Memaknai Perintah dalam Ayat ke-3 Surat An-Nasr

Ilustrasi Tasbih Sebuah ilustrasi sederhana tasbih yang melambangkan dzikir, tasbih, dan istighfar. الله Ilustrasi tasbih sebagai simbol dzikir dan pujian kepada Allah.

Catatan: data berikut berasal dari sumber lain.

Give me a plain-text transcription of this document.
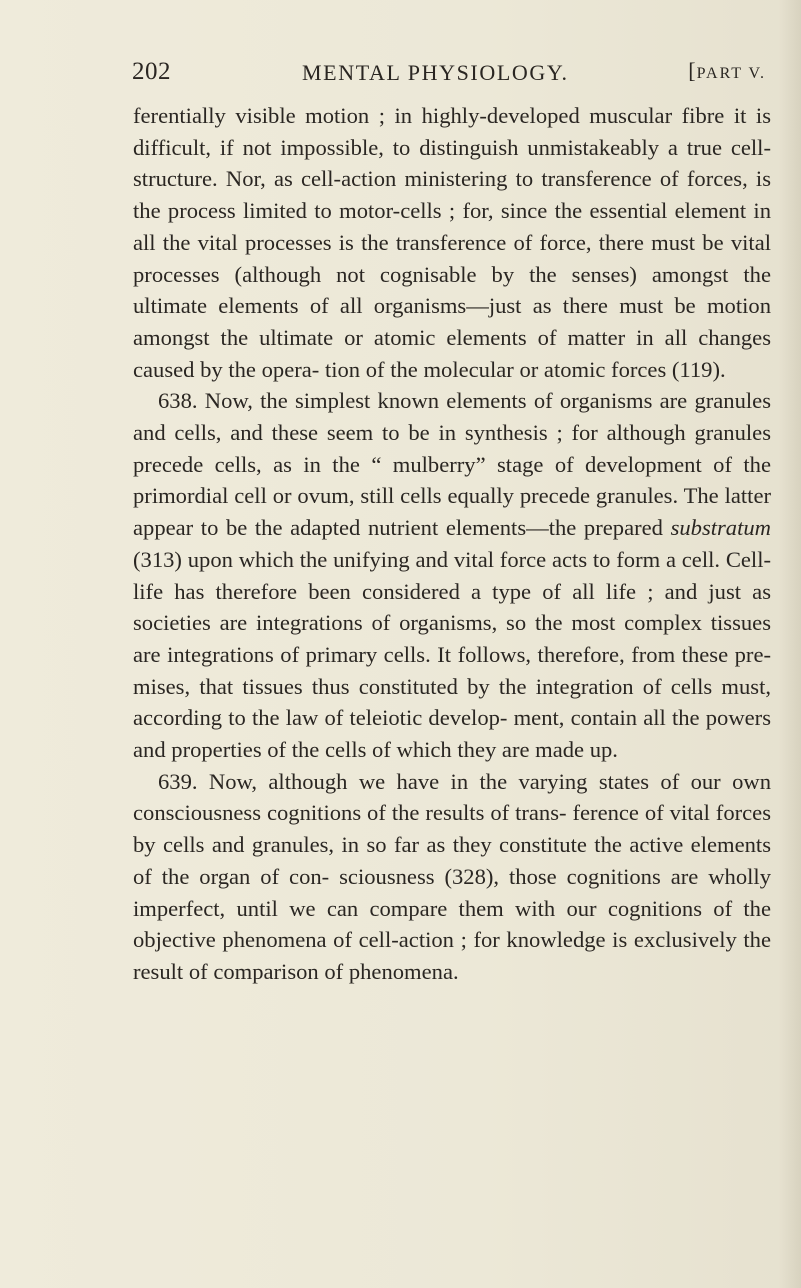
202	MENTAL PHYSIOLOGY.	[PART V.

ferentially visible motion ; in highly-developed muscular fibre it is difficult, if not impossible, to distinguish unmistakeably a true cell-structure. Nor, as cell-action ministering to transference of forces, is the process limited to motor-cells ; for, since the essential element in all the vital processes is the transference of force, there must be vital processes (although not cognisable by the senses) amongst the ultimate elements of all organisms—just as there must be motion amongst the ultimate or atomic elements of matter in all changes caused by the opera- tion of the molecular or atomic forces (119).

638. Now, the simplest known elements of organisms are granules and cells, and these seem to be in synthesis ; for although granules precede cells, as in the “ mulberry” stage of development of the primordial cell or ovum, still cells equally precede granules. The latter appear to be the adapted nutrient elements—the prepared substratum (313) upon which the unifying and vital force acts to form a cell. Cell-life has therefore been considered a type of all life ; and just as societies are integrations of organisms, so the most complex tissues are integrations of primary cells. It follows, therefore, from these pre- mises, that tissues thus constituted by the integration of cells must, according to the law of teleiotic develop- ment, contain all the powers and properties of the cells of which they are made up.

639. Now, although we have in the varying states of our own consciousness cognitions of the results of trans- ference of vital forces by cells and granules, in so far as they constitute the active elements of the organ of con- sciousness (328), those cognitions are wholly imperfect, until we can compare them with our cognitions of the objective phenomena of cell-action ; for knowledge is exclusively the result of comparison of phenomena.
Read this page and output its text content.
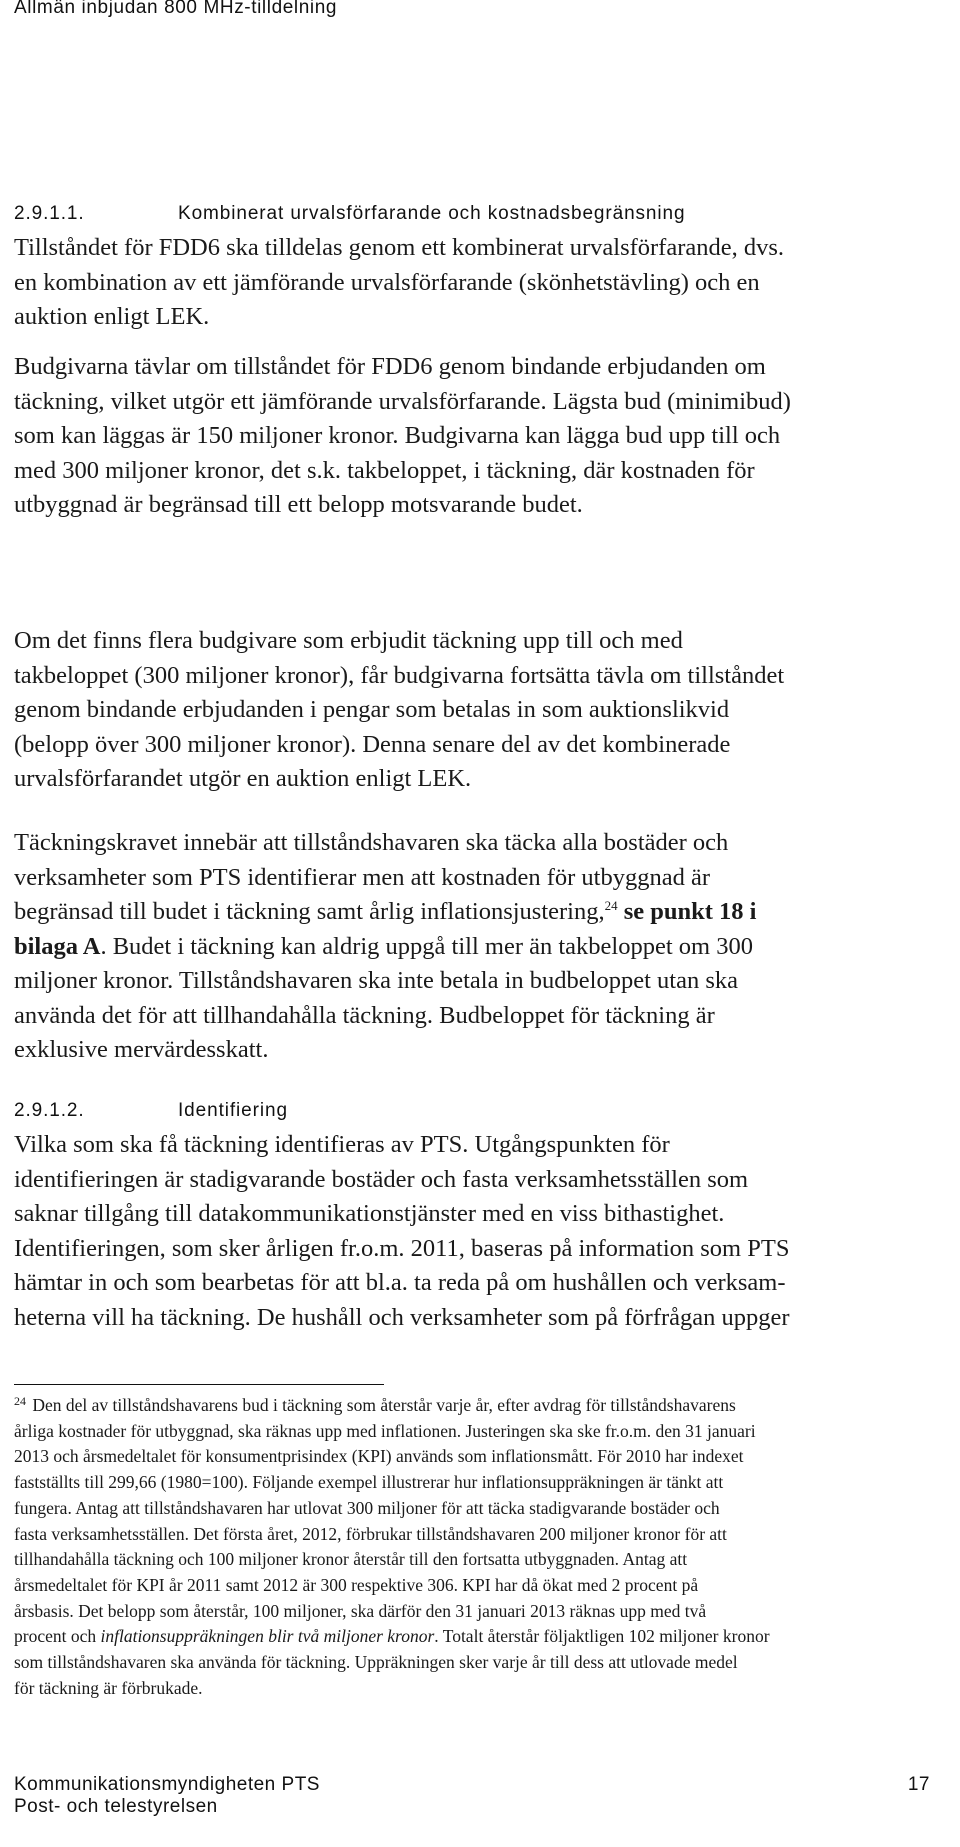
Allmän inbjudan 800 MHz-tilldelning
2.9.1.1.	Kombinerat urvalsförfarande och kostnadsbegränsning

Tillståndet för FDD6 ska tilldelas genom ett kombinerat urvalsförfarande, dvs.

en kombination av ett jämförande urvalsförfarande (skönhetstävling) och en

auktion enligt LEK.

Budgivarna tävlar om tillståndet för FDD6 genom bindande erbjudanden om

täckning, vilket utgör ett jämförande urvalsförfarande. Lägsta bud (minimibud)

som kan läggas är 150 miljoner kronor. Budgivarna kan lägga bud upp till och

med 300 miljoner kronor, det s.k. takbeloppet, i täckning, där kostnaden för

utbyggnad är begränsad till ett belopp motsvarande budet.

Om det finns flera budgivare som erbjudit täckning upp till och med

takbeloppet (300 miljoner kronor), får budgivarna fortsätta tävla om tillståndet

genom bindande erbjudanden i pengar som betalas in som auktionslikvid

(belopp över 300 miljoner kronor). Denna senare del av det kombinerade

urvalsförfarandet utgör en auktion enligt LEK.

Täckningskravet innebär att tillståndshavaren ska täcka alla bostäder och

verksamheter som PTS identifierar men att kostnaden för utbyggnad är

begränsad till budet i täckning samt årlig inflationsjustering,$^{24}$ se punkt 18 i

bilaga A. Budet i täckning kan aldrig uppgå till mer än takbeloppet om 300

miljoner kronor. Tillståndshavaren ska inte betala in budbeloppet utan ska

använda det för att tillhandahålla täckning. Budbeloppet för täckning är

exklusive mervärdesskatt.

2.9.1.2.	Identifiering

Vilka som ska få täckning identifieras av PTS. Utgångspunkten för

identifieringen är stadigvarande bostäder och fasta verksamhetsställen som

saknar tillgång till datakommunikationstjänster med en viss bithastighet.

Identifieringen, som sker årligen fr.o.m. 2011, baseras på information som PTS

hämtar in och som bearbetas för att bl.a. ta reda på om hushållen och verksam-

heterna vill ha täckning. De hushåll och verksamheter som på förfrågan uppger

$^{24}$ Den del av tillståndshavarens bud i täckning som återstår varje år, efter avdrag för tillståndshavarens

årliga kostnader för utbyggnad, ska räknas upp med inflationen. Justeringen ska ske fr.o.m. den 31 januari

2013 och årsmedeltalet för konsumentprisindex (KPI) används som inflationsmått. För 2010 har indexet

fastställts till 299,66 (1980=100). Följande exempel illustrerar hur inflationsuppräkningen är tänkt att

fungera. Antag att tillståndshavaren har utlovat 300 miljoner för att täcka stadigvarande bostäder och

fasta verksamhetsställen. Det första året, 2012, förbrukar tillståndshavaren 200 miljoner kronor för att

tillhandahålla täckning och 100 miljoner kronor återstår till den fortsatta utbyggnaden. Antag att

årsmedeltalet för KPI år 2011 samt 2012 är 300 respektive 306. KPI har då ökat med 2 procent på

årsbasis. Det belopp som återstår, 100 miljoner, ska därför den 31 januari 2013 räknas upp med två

procent och inflationsuppräkningen blir två miljoner kronor. Totalt återstår följaktligen 102 miljoner kronor

som tillståndshavaren ska använda för täckning. Uppräkningen sker varje år till dess att utlovade medel

för täckning är förbrukade.

Kommunikationsmyndigheten PTS
Post- och telestyrelsen
17
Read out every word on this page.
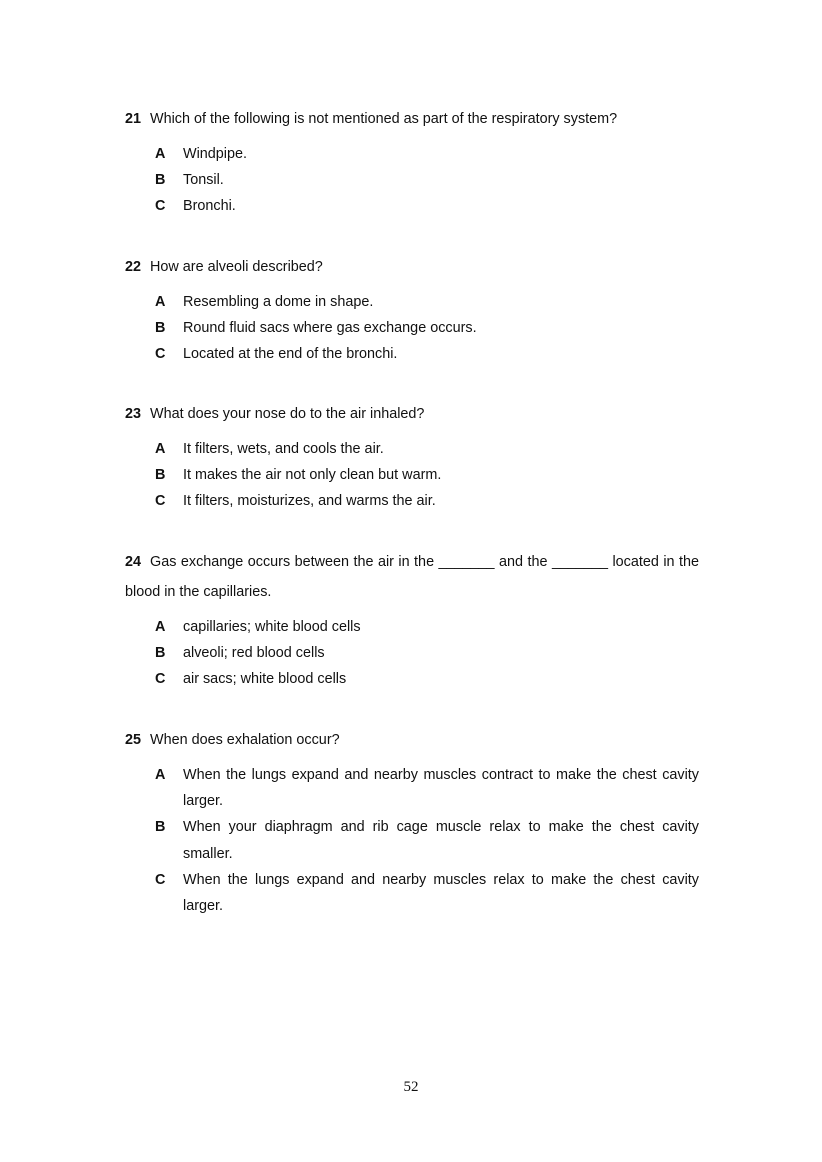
21 Which of the following is not mentioned as part of the respiratory system?
A	Windpipe.
B	Tonsil.
C	Bronchi.
22 How are alveoli described?
A	Resembling a dome in shape.
B	Round fluid sacs where gas exchange occurs.
C	Located at the end of the bronchi.
23 What does your nose do to the air inhaled?
A	It filters, wets, and cools the air.
B	It makes the air not only clean but warm.
C	It filters, moisturizes, and warms the air.
24 Gas exchange occurs between the air in the _______ and the _______ located in the blood in the capillaries.
A	capillaries; white blood cells
B	alveoli; red blood cells
C	air sacs; white blood cells
25 When does exhalation occur?
A	When the lungs expand and nearby muscles contract to make the chest cavity larger.
B	When your diaphragm and rib cage muscle relax to make the chest cavity smaller.
C	When the lungs expand and nearby muscles relax to make the chest cavity larger.
52
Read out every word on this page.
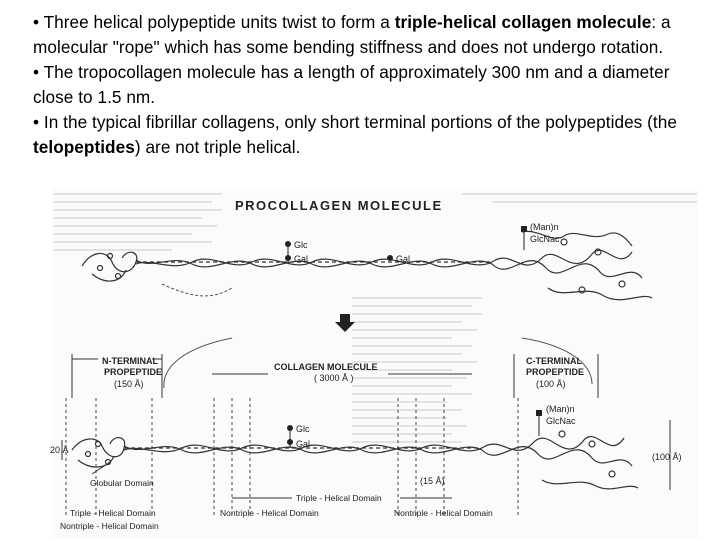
• Three helical polypeptide units twist to form a triple-helical collagen molecule: a molecular "rope" which has some bending stiffness and does not undergo rotation.

• The tropocollagen molecule has a length of approximately 300 nm and a diameter close to 1.5 nm.

• In the typical fibrillar collagens, only short terminal portions of the polypeptides (the telopeptides) are not triple helical.

PROCOLLAGEN MOLECULE
Glc
Gal	Gal
(Man)n
GlcNac
N-TERMINAL
PROPEPTIDE
(150 Å)
COLLAGEN MOLECULE
( 3000 Å )
C-TERMINAL
PROPEPTIDE
(100 Å)
Glc
Gal
(Man)n
GlcNac
20 Å
(100 Å)
(15 Å)
Globular Domain
Triple - Helical Domain
Nontriple - Helical Domain
Triple - Helical Domain
Nontriple - Helical Domain	Nontriple - Helical Domain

Surat An-Nasr, surat ke-110 dalam Al-Qur'an, adalah salah satu surat terpendek namun memiliki kandungan makna yang luar biasa padat dan mendalam. Surat ini, yang tergolong Madaniyah, turun sebagai penanda sebuah era baru dalam sejarah Islam: puncak kemenangan dan penyempurnaan risalah kenabian. Ketika kita diminta untuk tuliskan ayat ke 3 Surat An-Nasr, kita tidak hanya menuliskan serangkaian kata, tetapi kita sedang diajak untuk merenungi esensi dari kemenangan, kesuksesan, dan sikap yang seharusnya dimiliki seorang hamba di hadapan Rabb-nya.

Ayat pertama dan kedua surat ini menggambarkan sebuah peristiwa agung: "Apabila telah datang pertolongan Allah dan kemenangan, dan engkau melihat manusia berbondong-bondong masuk agama Allah." Ini adalah gambaran Fathu Makkah (Penaklukan Mekkah) dan penerimaan Islam secara massal oleh suku-suku Arab. Namun, respons yang diperintahkan Allah bukanlah euforia, arogansi, atau pesta pora. Justru, respons yang diajarkan adalah apa yang terkandung dalam ayat ketiganya, sebuah penutup yang menjadi inti dari seluruh pesan surat ini.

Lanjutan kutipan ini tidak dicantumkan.